Cleared vessel feedback

When a Phase B physical inspection returns outcome = cleared, record the MMSI in the cleared_vessels table. On the next scoring cycle, the vessel will be used as a hard negative in HDBSCAN and Isolation Forest training, lowering false positive rates for similar vessels.

# Add a cleared vessel (replace values as appropriate)
duckdb data/processed/singapore.duckdb << 'SQL'
INSERT INTO cleared_vessels (mmsi, cleared_by, investigation_id, notes)
VALUES ('123456789', 'officer_kim', 'INV-2026-042',
        'Boarded 2026-04-15; IMO confirmed, cargo documents valid');
SQL

Output files

File Description
data/processed/<region>.duckdb All ingested and computed data for the region
data/processed/<region>_causal_effects.parquet C3 causal model per-regime ATT estimates
data/processed/composite_scores.parquet Full scored vessel frame (all vessels)
data/processed/candidate_watchlist.parquet Top candidates, sorted by confidence
data/processed/validation_metrics.json Precision@50, Recall@200, AUROC
data/processed/review_feedback_evaluation.json Tier-aware metrics and threshold recommendations
data/processed/backtracking_report.json Delayed-label intelligence loop report
data/processed/backtracking_report.md Human-readable backtracking summary

Troubleshooting

Step 3 (AIS stream) — 0 rows inserted Check AISSTREAM_API_KEY in .env and verify the bounding box covers an area with vessel traffic.

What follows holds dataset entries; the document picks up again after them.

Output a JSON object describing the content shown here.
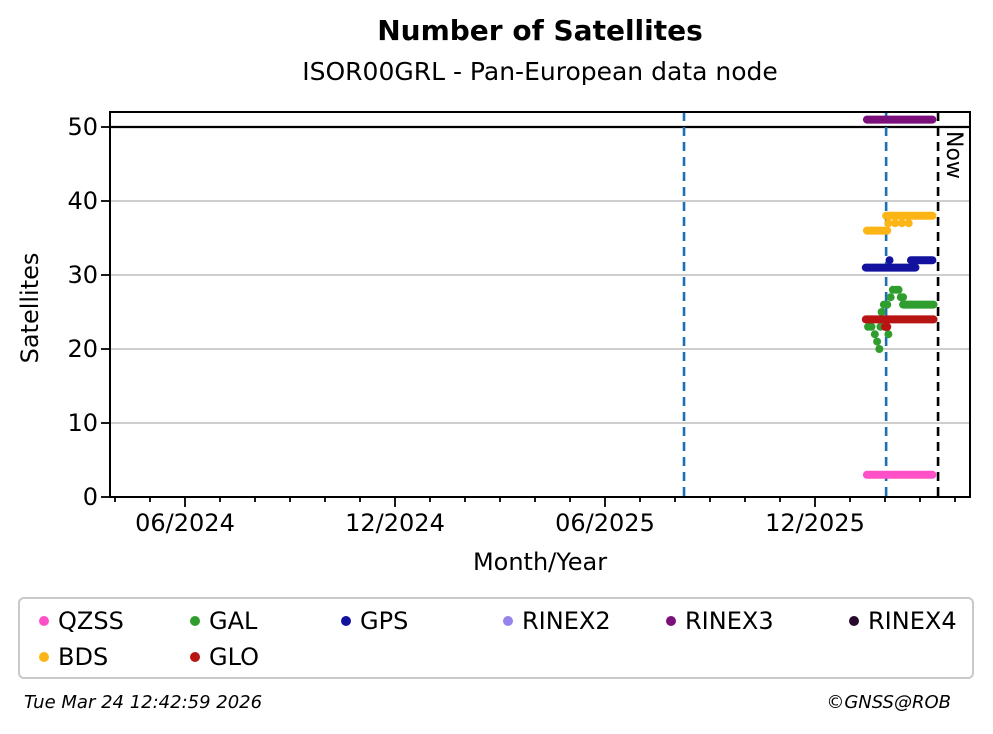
{
  "header": {
    "title": "Number of Satellites",
    "subtitle": "ISOR00GRL - Pan-European data node"
  },
  "footer": {
    "timestamp": "Tue Mar 24 12:42:59 2026",
    "credit": "©GNSS@ROB"
  },
  "legend": {
    "items": [
      {
        "label": "QZSS",
        "color": "#ff50c8"
      },
      {
        "label": "GAL",
        "color": "#2f9e2f"
      },
      {
        "label": "GPS",
        "color": "#12129e"
      },
      {
        "label": "RINEX2",
        "color": "#9683ec"
      },
      {
        "label": "RINEX3",
        "color": "#7b0f7b"
      },
      {
        "label": "RINEX4",
        "color": "#26092b"
      },
      {
        "label": "BDS",
        "color": "#fdb515"
      },
      {
        "label": "GLO",
        "color": "#b81414"
      }
    ]
  },
  "chart_data": {
    "type": "scatter",
    "title": "Number of Satellites",
    "subtitle": "ISOR00GRL - Pan-European data node",
    "xlabel": "Month/Year",
    "ylabel": "Satellites",
    "ylim": [
      0,
      52
    ],
    "yticks": [
      0,
      10,
      20,
      30,
      40,
      50
    ],
    "xticks": [
      {
        "label": "06/2024",
        "date": "2024-06-01"
      },
      {
        "label": "12/2024",
        "date": "2024-12-01"
      },
      {
        "label": "06/2025",
        "date": "2025-06-01"
      },
      {
        "label": "12/2025",
        "date": "2025-12-01"
      }
    ],
    "x_range": [
      "2024-03-26",
      "2026-04-14"
    ],
    "minor_ticks": "monthly",
    "grid": {
      "horizontal": true,
      "color": "#b0b0b0"
    },
    "hline": {
      "value": 50,
      "color": "#000000",
      "span": "full-width"
    },
    "vlines": [
      {
        "date": "2025-08-09",
        "color": "#1f6fb4",
        "style": "dashed"
      },
      {
        "date": "2026-02-02",
        "color": "#1f6fb4",
        "style": "dashed"
      }
    ],
    "now_line": {
      "date": "2026-03-17",
      "color": "#000000",
      "style": "dashed"
    },
    "now_label": "Now",
    "series": [
      {
        "name": "QZSS",
        "color": "#ff50c8",
        "runs": [
          {
            "value": 3,
            "start": "2026-01-16",
            "end": "2026-03-12"
          }
        ],
        "dots": []
      },
      {
        "name": "GAL",
        "color": "#2f9e2f",
        "runs": [
          {
            "value": 26,
            "start": "2026-02-17",
            "end": "2026-03-13"
          }
        ],
        "dots": [
          [
            "2026-01-17",
            23
          ],
          [
            "2026-01-20",
            23
          ],
          [
            "2026-01-21",
            24
          ],
          [
            "2026-01-23",
            22
          ],
          [
            "2026-01-25",
            21
          ],
          [
            "2026-01-27",
            20
          ],
          [
            "2026-01-28",
            23
          ],
          [
            "2026-01-29",
            25
          ],
          [
            "2026-01-31",
            26
          ],
          [
            "2026-02-01",
            24
          ],
          [
            "2026-02-03",
            26
          ],
          [
            "2026-02-04",
            22
          ],
          [
            "2026-02-06",
            27
          ],
          [
            "2026-02-08",
            28
          ],
          [
            "2026-02-11",
            28
          ],
          [
            "2026-02-13",
            28
          ],
          [
            "2026-02-15",
            27
          ],
          [
            "2026-02-17",
            27
          ]
        ]
      },
      {
        "name": "GPS",
        "color": "#12129e",
        "runs": [
          {
            "value": 31,
            "start": "2026-01-15",
            "end": "2026-02-28"
          },
          {
            "value": 32,
            "start": "2026-02-24",
            "end": "2026-03-12"
          }
        ],
        "dots": [
          [
            "2026-02-05",
            32
          ]
        ]
      },
      {
        "name": "RINEX2",
        "color": "#9683ec",
        "runs": [],
        "dots": []
      },
      {
        "name": "RINEX3",
        "color": "#7b0f7b",
        "runs": [
          {
            "value": 51,
            "start": "2026-01-16",
            "end": "2026-03-12"
          }
        ],
        "dots": []
      },
      {
        "name": "RINEX4",
        "color": "#26092b",
        "runs": [],
        "dots": []
      },
      {
        "name": "BDS",
        "color": "#fdb515",
        "runs": [
          {
            "value": 36,
            "start": "2026-01-16",
            "end": "2026-02-03"
          },
          {
            "value": 38,
            "start": "2026-02-02",
            "end": "2026-03-12"
          }
        ],
        "dots": [
          [
            "2026-02-04",
            37
          ],
          [
            "2026-02-10",
            37
          ],
          [
            "2026-02-16",
            37
          ],
          [
            "2026-02-22",
            37
          ]
        ]
      },
      {
        "name": "GLO",
        "color": "#b81414",
        "runs": [
          {
            "value": 24,
            "start": "2026-01-15",
            "end": "2026-03-13"
          }
        ],
        "dots": [
          [
            "2026-02-01",
            23
          ],
          [
            "2026-02-02",
            23
          ],
          [
            "2026-02-03",
            23
          ]
        ]
      }
    ]
  }
}
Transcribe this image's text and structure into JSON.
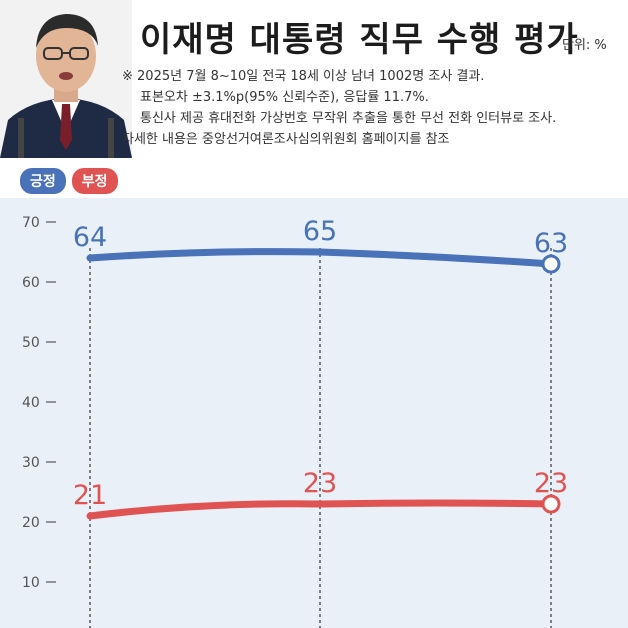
{
  "header": {
    "title": "이재명 대통령 직무 수행 평가",
    "unit": "단위: %"
  },
  "notes": [
    "※ 2025년 7월 8~10일 전국 18세 이상 남녀 1002명 조사 결과.",
    "표본오차 ±3.1%p(95% 신뢰수준), 응답률 11.7%.",
    "통신사 제공 휴대전화 가상번호 무작위 추출을 통한 무선 전화 인터뷰로 조사.",
    "자세한 내용은 중앙선거여론조사심의위원회 홈페이지를 참조"
  ],
  "colors": {
    "positive": "#4a72b8",
    "negative": "#e05353",
    "grid": "#333333",
    "panel": "#eaf0f8"
  },
  "chart_data": {
    "type": "line",
    "title": "이재명 대통령 직무 수행 평가",
    "x": [
      1,
      2,
      3
    ],
    "ylim": [
      5,
      72
    ],
    "yticks": [
      10,
      20,
      30,
      40,
      50,
      60,
      70
    ],
    "grid": "vertical-dashed",
    "legend": "top-left",
    "series": [
      {
        "name": "긍정",
        "values": [
          64,
          65,
          63
        ],
        "color": "#4a72b8"
      },
      {
        "name": "부정",
        "values": [
          21,
          23,
          23
        ],
        "color": "#e05353"
      }
    ]
  }
}
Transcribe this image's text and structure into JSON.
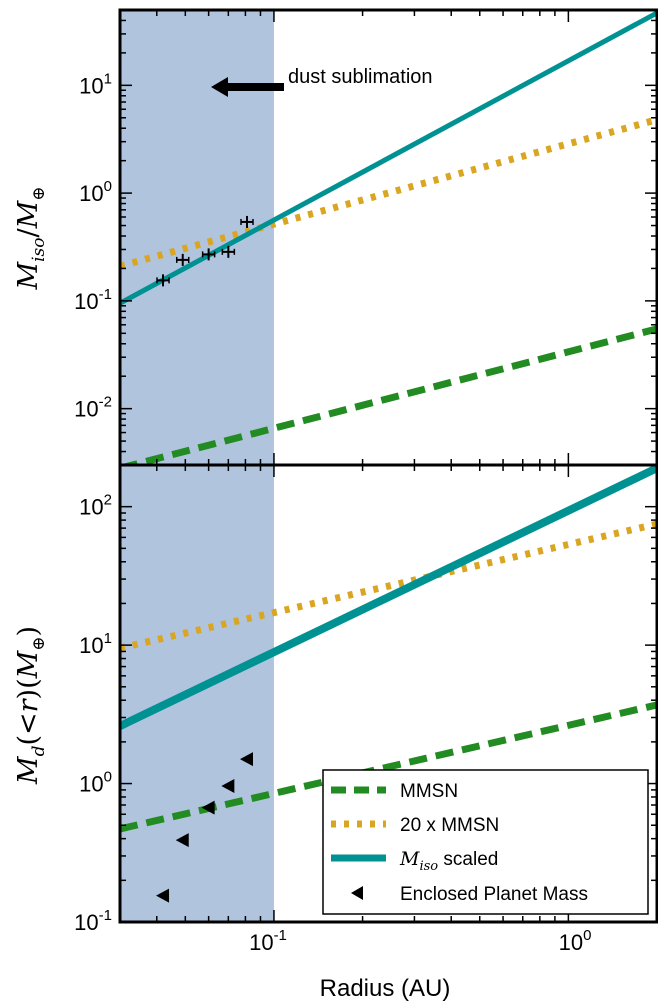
{
  "figure": {
    "xlabel": "Radius (AU)",
    "x_ticks": [
      {
        "base": "10",
        "exp": "-1"
      },
      {
        "base": "10",
        "exp": "0"
      }
    ]
  },
  "chart_data": [
    {
      "type": "line",
      "panel": "top",
      "ylabel": "M_iso / M_⊕",
      "xlim": [
        0.03,
        2.0
      ],
      "ylim": [
        0.003,
        50
      ],
      "xscale": "log",
      "yscale": "log",
      "y_ticks": [
        {
          "base": "10",
          "exp": "-2",
          "value": 0.01
        },
        {
          "base": "10",
          "exp": "-1",
          "value": 0.1
        },
        {
          "base": "10",
          "exp": "0",
          "value": 1
        },
        {
          "base": "10",
          "exp": "1",
          "value": 10
        }
      ],
      "shaded_region": {
        "x_from": 0.03,
        "x_to": 0.1,
        "color": "#b0c4de"
      },
      "annotation": {
        "text": "dust sublimation",
        "arrow_direction": "left",
        "x": 0.065,
        "y": 10
      },
      "series": [
        {
          "style": "dashed",
          "color": "#228b22",
          "x": [
            0.03,
            2.0
          ],
          "y": [
            0.0028,
            0.055
          ]
        },
        {
          "style": "dotted",
          "color": "#daa520",
          "x": [
            0.03,
            2.0
          ],
          "y": [
            0.21,
            4.8
          ]
        },
        {
          "style": "solid",
          "color": "#009292",
          "x": [
            0.03,
            2.0
          ],
          "y": [
            0.095,
            47.0
          ]
        }
      ],
      "points": {
        "marker": "+",
        "with_errorbars": true,
        "x": [
          0.042,
          0.049,
          0.06,
          0.07,
          0.081
        ],
        "y": [
          0.155,
          0.24,
          0.27,
          0.285,
          0.54
        ]
      }
    },
    {
      "type": "line",
      "panel": "bottom",
      "ylabel": "M_d(<r)(M_⊕)",
      "xlim": [
        0.03,
        2.0
      ],
      "ylim": [
        0.1,
        200
      ],
      "xscale": "log",
      "yscale": "log",
      "y_ticks": [
        {
          "base": "10",
          "exp": "-1",
          "value": 0.1
        },
        {
          "base": "10",
          "exp": "0",
          "value": 1
        },
        {
          "base": "10",
          "exp": "1",
          "value": 10
        },
        {
          "base": "10",
          "exp": "2",
          "value": 100
        }
      ],
      "shaded_region": {
        "x_from": 0.03,
        "x_to": 0.1,
        "color": "#b0c4de"
      },
      "series": [
        {
          "name": "MMSN",
          "style": "dashed",
          "color": "#228b22",
          "x": [
            0.03,
            2.0
          ],
          "y": [
            0.47,
            3.7
          ]
        },
        {
          "name": "20 x MMSN",
          "style": "dotted",
          "color": "#daa520",
          "x": [
            0.03,
            2.0
          ],
          "y": [
            9.5,
            75.0
          ]
        },
        {
          "name": "M_iso scaled",
          "style": "solid",
          "color": "#009292",
          "x": [
            0.03,
            2.0
          ],
          "y": [
            2.6,
            190.0
          ]
        }
      ],
      "points": {
        "name": "Enclosed Planet Mass",
        "marker": "triangle-left",
        "x": [
          0.042,
          0.049,
          0.06,
          0.07,
          0.081
        ],
        "y": [
          0.155,
          0.39,
          0.67,
          0.96,
          1.5
        ]
      },
      "legend": {
        "placement": "lower-right",
        "entries": [
          {
            "text": "MMSN"
          },
          {
            "text": "20 x MMSN"
          },
          {
            "math": "M",
            "sub": "iso",
            "text": " scaled"
          },
          {
            "text": "Enclosed Planet Mass"
          }
        ]
      }
    }
  ]
}
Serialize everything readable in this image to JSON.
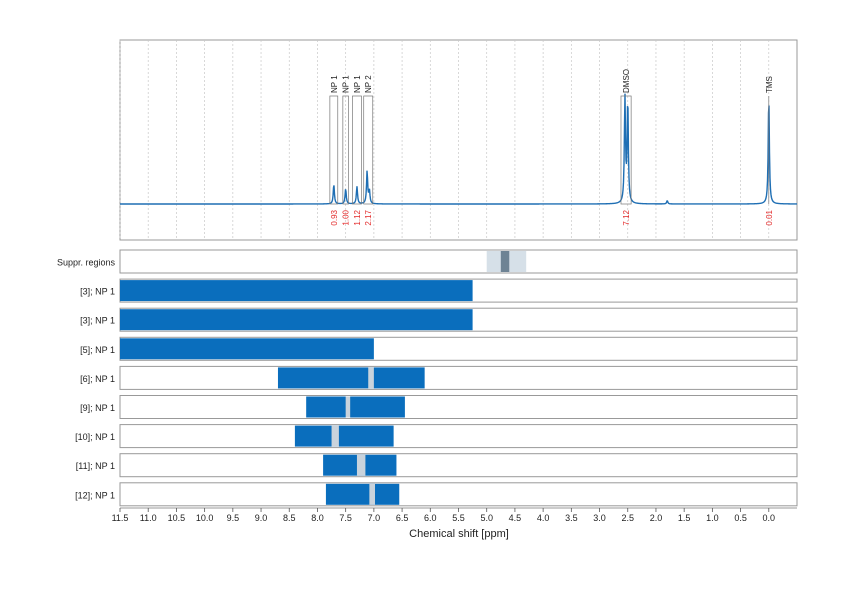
{
  "colors": {
    "spectrum": "#1f6fb4",
    "bar": "#0a6ebd",
    "integral": "#e32b2b",
    "suppr_light": "#d6e0e8",
    "suppr_dark": "#6e8394",
    "gap": "#c9d3dc",
    "frame": "#999999"
  },
  "chart_data": {
    "type": "nmr-spectrum-with-ranges",
    "xlabel": "Chemical shift [ppm]",
    "xlim": [
      11.5,
      -0.5
    ],
    "x_reversed": true,
    "ticks": [
      11.5,
      11.0,
      10.5,
      10.0,
      9.5,
      9.0,
      8.5,
      8.0,
      7.5,
      7.0,
      6.5,
      6.0,
      5.5,
      5.0,
      4.5,
      4.0,
      3.5,
      3.0,
      2.5,
      2.0,
      1.5,
      1.0,
      0.5,
      0.0
    ],
    "tick_labels": [
      "11.5",
      "11.0",
      "10.5",
      "10.0",
      "9.5",
      "9.0",
      "8.5",
      "8.0",
      "7.5",
      "7.0",
      "6.5",
      "6.0",
      "5.5",
      "5.0",
      "4.5",
      "4.0",
      "3.5",
      "3.0",
      "2.5",
      "2.0",
      "1.5",
      "1.0",
      "0.5",
      "0.0"
    ],
    "spectrum": {
      "peaks": [
        {
          "ppm": 7.71,
          "height": 0.18
        },
        {
          "ppm": 7.5,
          "height": 0.14
        },
        {
          "ppm": 7.3,
          "height": 0.16
        },
        {
          "ppm": 7.12,
          "height": 0.3
        },
        {
          "ppm": 7.08,
          "height": 0.12
        },
        {
          "ppm": 2.55,
          "height": 0.96
        },
        {
          "ppm": 2.5,
          "height": 0.94
        },
        {
          "ppm": 1.8,
          "height": 0.03
        },
        {
          "ppm": 0.0,
          "height": 0.98
        }
      ],
      "annotations": [
        {
          "label": "NP 1",
          "from": 7.78,
          "to": 7.64,
          "integral": "0.93"
        },
        {
          "label": "NP 1",
          "from": 7.55,
          "to": 7.45,
          "integral": "1.00"
        },
        {
          "label": "NP 1",
          "from": 7.38,
          "to": 7.22,
          "integral": "1.12"
        },
        {
          "label": "NP 2",
          "from": 7.18,
          "to": 7.02,
          "integral": "2.17"
        },
        {
          "label": "DMSO",
          "from": 2.62,
          "to": 2.44,
          "integral": "7.12"
        },
        {
          "label": "TMS",
          "from": 0.02,
          "to": -0.02,
          "integral": "0.01"
        }
      ]
    },
    "rows": [
      {
        "label": "Suppr. regions",
        "type": "suppression",
        "outer": [
          5.0,
          4.3
        ],
        "inner": [
          4.75,
          4.6
        ]
      },
      {
        "label": "[3]; NP 1",
        "type": "range",
        "from": 11.5,
        "to": 5.25,
        "gap": null
      },
      {
        "label": "[3]; NP 1",
        "type": "range",
        "from": 11.5,
        "to": 5.25,
        "gap": null
      },
      {
        "label": "[5]; NP 1",
        "type": "range",
        "from": 11.5,
        "to": 7.0,
        "gap": null
      },
      {
        "label": "[6]; NP 1",
        "type": "range",
        "from": 8.7,
        "to": 6.1,
        "gap": [
          7.1,
          7.0
        ]
      },
      {
        "label": "[9]; NP 1",
        "type": "range",
        "from": 8.2,
        "to": 6.45,
        "gap": [
          7.5,
          7.42
        ]
      },
      {
        "label": "[10]; NP 1",
        "type": "range",
        "from": 8.4,
        "to": 6.65,
        "gap": [
          7.75,
          7.62
        ]
      },
      {
        "label": "[11]; NP 1",
        "type": "range",
        "from": 7.9,
        "to": 6.6,
        "gap": [
          7.3,
          7.15
        ]
      },
      {
        "label": "[12]; NP 1",
        "type": "range",
        "from": 7.85,
        "to": 6.55,
        "gap": [
          7.08,
          6.98
        ]
      }
    ]
  }
}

Step 5 (Ownership graph) — vessel_registry fails Run uv run python src/ingest/vessel_registry.py --db <db_path> to rebuild the Lance Graph datasets manually. Alternatively, pass --skip-graph to build_matrix.py to run without graph features (graph features default to safe values).

Step 7 (Scoring) — composite returns empty DataFrame vessel_features is empty. Re-run step 6 (feature engineering) and confirm build_matrix.py completed without errors.

Dashboard shows no vessels Confirm WATCHLIST_OUTPUT_PATH points to the correct parquet file and that it contains rows (polars.read_parquet(path).height > 0).